The second-person pronoun and textual effects

Exploring the use of you in different texts

In this lesson, students explore the potential readerly 'effects' of the second-person pronoun you.

Goals

  • To explore how the second-person pronoun is used in different text types.
  • To conduct a close stylistic analysis of different text.
  • To learn about and apply linguistic theory to text analysis.

Second-person you

Either provide students with a definition and examples of the second-person pronoun, or - even better - ask them to discuss it themselves.

The second-person pronoun you is used to refer to an individual or group in the immediate context. For example:

  • You need to stop talking.
  • Can you please print this out for me?
  • This is for all of you.

Uses of you in language

The second-person has a rich range of readerly effects, in both literary and non-literary texts. To prompt a discussion exploring these kinds of effects, provide students with the following extracts (also available as a handout, at the bottom of this lesson) and ask them to discuss the following questions:

  • Why is the second-person pronoun used? Think about writer-reader relationship, text type, and text purpose.
  • Who or what is the second-person pronoun referring to?
  • Are there other pronouns used? If so, how does the second-person pronoun form part of that system?

Students should think carefully about the text type/genre in their answers, and how this affects the kind of effects that you creates.

Following the discussion, introduce your students to some relevant theoretical linguistic concepts, which are outlined in the next section. Once these concepts have been introduced, asked students to return to the texts and apply the concepts to the their analysis.

Linguistic theory and you

You is a much-theorised word in linguistics. The following sections condense some of this theoretical work into readable summaries that can then be applied to text analysis by your students.

Deixis

Deixis is the way that language can 'point to' things. There are three types: person deixis (e.g. you, I, those people); time deixis (e.g. in the afternoon; at 4pm; yesterday) and place deixis (e.g. over there; come here; that chair). Each of these can be used on an axis of 'close by' (proximal deixis) or 'far away' (distal deixis). So, for example, if I said to somebody opposite me I think you should keep your mouth shut, then the you is referring to a person who is in close proximity, and so would be an example of proximal person deixis. 

Cross-world referencing

Many models of cognitive linguistics treat textual reading/writing in a system of 'layers' or 'levels. One of these layers is the 'discourse world', which is the immediate situation of text production/reception. This is very similiar to the notion of 'context'. So, for example, the discourse world is the precise moment and location that you are reading this text. The next layer, the 'text world' is produced upon reading a text, and is a mental representation of that text. Considering these layers or world levels, you works because it crosses the boundaries of discourse-text world. So, the reader (a discourse world participant) becomes part of a text-world. This can be thought of as cross-world referencing, because the same person is referenced at two seperate world levels. 

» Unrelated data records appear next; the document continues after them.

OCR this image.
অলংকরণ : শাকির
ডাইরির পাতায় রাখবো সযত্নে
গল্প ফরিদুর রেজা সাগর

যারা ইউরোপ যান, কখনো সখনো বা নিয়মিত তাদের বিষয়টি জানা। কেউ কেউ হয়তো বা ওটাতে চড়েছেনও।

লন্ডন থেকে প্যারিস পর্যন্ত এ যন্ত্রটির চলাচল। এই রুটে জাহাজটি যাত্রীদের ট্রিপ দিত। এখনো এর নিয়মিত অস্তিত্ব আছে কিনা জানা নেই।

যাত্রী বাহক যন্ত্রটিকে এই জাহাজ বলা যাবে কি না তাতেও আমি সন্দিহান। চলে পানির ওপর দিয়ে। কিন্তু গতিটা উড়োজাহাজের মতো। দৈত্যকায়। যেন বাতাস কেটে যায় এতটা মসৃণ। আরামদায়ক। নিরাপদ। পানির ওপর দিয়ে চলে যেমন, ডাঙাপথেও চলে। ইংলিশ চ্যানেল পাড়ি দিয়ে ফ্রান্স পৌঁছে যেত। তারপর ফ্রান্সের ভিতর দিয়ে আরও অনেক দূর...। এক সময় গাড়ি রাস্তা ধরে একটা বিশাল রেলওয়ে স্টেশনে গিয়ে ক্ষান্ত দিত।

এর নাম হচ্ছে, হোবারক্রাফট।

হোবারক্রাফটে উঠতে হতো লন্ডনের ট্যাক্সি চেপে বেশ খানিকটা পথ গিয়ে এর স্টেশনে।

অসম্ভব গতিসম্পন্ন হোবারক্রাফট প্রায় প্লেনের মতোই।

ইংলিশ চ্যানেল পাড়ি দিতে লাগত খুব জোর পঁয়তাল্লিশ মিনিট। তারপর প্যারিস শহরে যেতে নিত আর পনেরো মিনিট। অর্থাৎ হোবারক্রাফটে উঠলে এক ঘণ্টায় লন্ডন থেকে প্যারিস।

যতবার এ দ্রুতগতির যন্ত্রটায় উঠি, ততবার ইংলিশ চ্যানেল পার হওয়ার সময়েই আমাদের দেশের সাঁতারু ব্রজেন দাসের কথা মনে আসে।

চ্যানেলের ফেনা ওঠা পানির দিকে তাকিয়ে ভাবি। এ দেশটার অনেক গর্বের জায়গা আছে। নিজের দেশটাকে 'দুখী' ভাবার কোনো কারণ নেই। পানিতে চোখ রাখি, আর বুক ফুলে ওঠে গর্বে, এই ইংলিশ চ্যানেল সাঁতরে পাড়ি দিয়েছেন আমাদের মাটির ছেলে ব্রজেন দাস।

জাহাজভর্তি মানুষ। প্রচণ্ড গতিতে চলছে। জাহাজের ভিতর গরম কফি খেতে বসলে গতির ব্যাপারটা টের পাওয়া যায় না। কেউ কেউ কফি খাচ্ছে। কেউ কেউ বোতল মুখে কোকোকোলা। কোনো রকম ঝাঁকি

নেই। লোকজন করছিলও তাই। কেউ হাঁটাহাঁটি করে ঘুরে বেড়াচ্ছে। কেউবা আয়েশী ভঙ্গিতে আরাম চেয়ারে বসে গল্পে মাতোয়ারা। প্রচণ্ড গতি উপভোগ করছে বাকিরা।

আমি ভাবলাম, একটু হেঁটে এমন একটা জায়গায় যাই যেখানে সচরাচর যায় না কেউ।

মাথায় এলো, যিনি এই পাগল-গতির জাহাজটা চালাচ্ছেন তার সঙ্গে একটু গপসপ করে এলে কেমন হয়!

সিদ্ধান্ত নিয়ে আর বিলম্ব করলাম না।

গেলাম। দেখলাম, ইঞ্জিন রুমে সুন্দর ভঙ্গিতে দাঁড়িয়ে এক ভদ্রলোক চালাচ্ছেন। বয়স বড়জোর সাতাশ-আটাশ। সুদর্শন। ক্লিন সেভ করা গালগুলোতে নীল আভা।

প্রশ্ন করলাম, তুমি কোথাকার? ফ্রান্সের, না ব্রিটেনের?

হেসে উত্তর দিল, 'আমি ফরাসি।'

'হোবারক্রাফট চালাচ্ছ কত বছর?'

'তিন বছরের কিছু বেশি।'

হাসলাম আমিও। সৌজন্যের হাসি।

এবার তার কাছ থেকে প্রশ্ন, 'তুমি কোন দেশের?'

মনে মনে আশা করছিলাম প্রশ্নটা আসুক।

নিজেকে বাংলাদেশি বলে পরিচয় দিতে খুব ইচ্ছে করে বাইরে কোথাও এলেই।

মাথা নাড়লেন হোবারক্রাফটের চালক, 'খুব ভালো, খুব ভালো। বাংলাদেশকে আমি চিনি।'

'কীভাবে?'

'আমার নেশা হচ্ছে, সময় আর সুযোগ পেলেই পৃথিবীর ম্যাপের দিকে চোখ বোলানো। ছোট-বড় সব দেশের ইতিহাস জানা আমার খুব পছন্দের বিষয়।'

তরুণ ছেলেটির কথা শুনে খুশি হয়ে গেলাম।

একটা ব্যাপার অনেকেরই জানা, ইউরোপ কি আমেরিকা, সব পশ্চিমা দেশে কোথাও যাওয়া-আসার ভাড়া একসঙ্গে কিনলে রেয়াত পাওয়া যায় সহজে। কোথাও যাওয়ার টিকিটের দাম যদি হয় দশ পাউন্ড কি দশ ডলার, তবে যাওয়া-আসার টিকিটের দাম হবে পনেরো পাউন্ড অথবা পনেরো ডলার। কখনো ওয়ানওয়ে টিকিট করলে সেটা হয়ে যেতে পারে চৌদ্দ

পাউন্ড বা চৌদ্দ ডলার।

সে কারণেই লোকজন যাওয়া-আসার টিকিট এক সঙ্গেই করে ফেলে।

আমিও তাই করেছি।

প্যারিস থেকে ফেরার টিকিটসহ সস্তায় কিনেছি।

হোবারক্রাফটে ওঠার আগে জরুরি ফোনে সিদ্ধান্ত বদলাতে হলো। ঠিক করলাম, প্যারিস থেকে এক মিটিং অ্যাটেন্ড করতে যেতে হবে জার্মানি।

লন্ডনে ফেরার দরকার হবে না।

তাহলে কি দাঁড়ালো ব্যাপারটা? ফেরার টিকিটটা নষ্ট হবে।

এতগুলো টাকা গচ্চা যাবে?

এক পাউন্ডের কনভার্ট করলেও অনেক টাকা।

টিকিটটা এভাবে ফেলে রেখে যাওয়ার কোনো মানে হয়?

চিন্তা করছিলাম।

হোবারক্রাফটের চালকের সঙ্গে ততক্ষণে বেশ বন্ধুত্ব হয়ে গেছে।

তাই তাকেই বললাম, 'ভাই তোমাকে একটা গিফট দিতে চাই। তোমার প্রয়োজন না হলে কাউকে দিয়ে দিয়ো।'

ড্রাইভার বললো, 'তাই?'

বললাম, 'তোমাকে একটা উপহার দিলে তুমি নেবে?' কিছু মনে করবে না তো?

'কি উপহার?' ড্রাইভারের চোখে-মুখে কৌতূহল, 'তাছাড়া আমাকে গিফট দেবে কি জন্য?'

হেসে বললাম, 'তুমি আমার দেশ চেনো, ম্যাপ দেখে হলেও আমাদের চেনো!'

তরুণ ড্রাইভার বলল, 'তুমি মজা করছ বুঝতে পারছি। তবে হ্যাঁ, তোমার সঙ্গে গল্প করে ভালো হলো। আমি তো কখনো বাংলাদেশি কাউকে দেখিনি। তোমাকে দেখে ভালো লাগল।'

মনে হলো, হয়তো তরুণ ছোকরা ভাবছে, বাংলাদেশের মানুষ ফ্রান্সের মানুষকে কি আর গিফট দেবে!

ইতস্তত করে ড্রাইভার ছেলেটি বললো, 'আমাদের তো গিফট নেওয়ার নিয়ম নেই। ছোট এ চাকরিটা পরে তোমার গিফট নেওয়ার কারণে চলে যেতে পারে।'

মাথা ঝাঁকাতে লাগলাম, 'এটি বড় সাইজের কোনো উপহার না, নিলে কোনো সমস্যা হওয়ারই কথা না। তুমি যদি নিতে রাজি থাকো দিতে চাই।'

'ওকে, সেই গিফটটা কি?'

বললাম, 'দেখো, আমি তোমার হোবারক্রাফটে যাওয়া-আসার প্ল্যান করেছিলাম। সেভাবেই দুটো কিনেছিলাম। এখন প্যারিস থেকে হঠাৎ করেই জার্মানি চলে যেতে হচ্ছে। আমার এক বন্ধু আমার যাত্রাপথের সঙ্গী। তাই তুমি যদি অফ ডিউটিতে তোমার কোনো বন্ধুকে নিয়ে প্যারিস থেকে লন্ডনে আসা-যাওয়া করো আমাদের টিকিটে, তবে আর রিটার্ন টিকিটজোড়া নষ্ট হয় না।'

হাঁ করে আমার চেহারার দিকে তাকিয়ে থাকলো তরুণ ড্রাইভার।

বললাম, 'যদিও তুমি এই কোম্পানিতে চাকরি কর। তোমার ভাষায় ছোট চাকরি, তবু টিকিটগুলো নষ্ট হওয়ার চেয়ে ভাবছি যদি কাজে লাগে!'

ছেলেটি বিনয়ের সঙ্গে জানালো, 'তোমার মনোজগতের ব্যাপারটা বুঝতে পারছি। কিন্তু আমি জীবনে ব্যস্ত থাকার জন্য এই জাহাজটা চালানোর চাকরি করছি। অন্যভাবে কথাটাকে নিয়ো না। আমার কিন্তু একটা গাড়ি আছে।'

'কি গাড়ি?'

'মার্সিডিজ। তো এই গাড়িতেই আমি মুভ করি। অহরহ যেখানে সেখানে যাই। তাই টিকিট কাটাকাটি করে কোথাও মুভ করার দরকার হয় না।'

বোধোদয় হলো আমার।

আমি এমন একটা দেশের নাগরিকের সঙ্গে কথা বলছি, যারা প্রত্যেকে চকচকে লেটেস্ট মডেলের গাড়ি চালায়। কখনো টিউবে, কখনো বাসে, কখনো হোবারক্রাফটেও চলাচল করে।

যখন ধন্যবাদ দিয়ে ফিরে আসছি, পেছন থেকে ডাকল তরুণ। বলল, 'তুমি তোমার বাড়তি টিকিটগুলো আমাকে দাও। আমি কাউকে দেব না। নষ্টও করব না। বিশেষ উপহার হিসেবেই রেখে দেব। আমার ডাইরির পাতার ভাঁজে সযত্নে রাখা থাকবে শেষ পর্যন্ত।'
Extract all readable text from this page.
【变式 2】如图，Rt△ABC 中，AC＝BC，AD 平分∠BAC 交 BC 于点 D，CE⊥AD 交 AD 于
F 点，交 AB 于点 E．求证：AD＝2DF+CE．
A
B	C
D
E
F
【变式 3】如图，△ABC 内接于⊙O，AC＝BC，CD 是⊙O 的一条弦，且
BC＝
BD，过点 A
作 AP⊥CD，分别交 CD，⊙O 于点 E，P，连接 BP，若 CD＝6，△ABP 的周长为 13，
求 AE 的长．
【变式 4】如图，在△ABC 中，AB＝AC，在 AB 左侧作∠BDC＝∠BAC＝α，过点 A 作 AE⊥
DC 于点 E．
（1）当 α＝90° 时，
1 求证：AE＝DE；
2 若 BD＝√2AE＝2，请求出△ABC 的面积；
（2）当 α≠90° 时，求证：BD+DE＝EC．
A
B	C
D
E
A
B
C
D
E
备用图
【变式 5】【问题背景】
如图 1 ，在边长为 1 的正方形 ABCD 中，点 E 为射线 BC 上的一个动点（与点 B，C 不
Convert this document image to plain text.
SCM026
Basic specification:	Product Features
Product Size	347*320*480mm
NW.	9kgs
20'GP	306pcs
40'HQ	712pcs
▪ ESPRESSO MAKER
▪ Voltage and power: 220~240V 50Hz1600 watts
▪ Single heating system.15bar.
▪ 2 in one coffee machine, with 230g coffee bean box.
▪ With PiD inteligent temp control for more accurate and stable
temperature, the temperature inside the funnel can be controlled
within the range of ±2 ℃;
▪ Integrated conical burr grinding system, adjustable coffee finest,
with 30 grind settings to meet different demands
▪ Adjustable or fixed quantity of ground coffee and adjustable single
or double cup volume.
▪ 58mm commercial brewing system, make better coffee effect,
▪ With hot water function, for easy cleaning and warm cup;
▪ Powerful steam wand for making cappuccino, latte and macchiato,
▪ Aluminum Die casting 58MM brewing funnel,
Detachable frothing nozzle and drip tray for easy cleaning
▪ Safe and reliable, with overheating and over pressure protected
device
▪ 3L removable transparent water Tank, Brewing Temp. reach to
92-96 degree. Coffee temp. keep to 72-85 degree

Reader immersion and transportation

Work in stylistics and reader-response studies have long shown that reading is often talked about with a TRANSPORTATION or IMMERSION metaphor. For example, reading that book took me to another world or I'm really lost in the book. One stylistic effect of second-person you then, is to make readers feel that they have been physically transported and/or immersed to the story world depicted by the text.

Synthetic personalisation

Work by critical discourse analyst Normal Fairclough argues that the second-person pronoun can create the phenomenon of 'synthetic personalisation'. Fairclough was primarily interested in political discourse, whereby you is used in its plural sense to address a large audience. However, Fairclough argues that because you also has a singular-address function, its usage in political discourse can create the 'fake' or 'synthesised' idea that a mass group is being addressed as if they were individuals. This can create the impression that political discourse is highly 'personalised', making individual readers feel that they are being directly addressed and have responsibility for the kinds of actions that are being discussed in the text.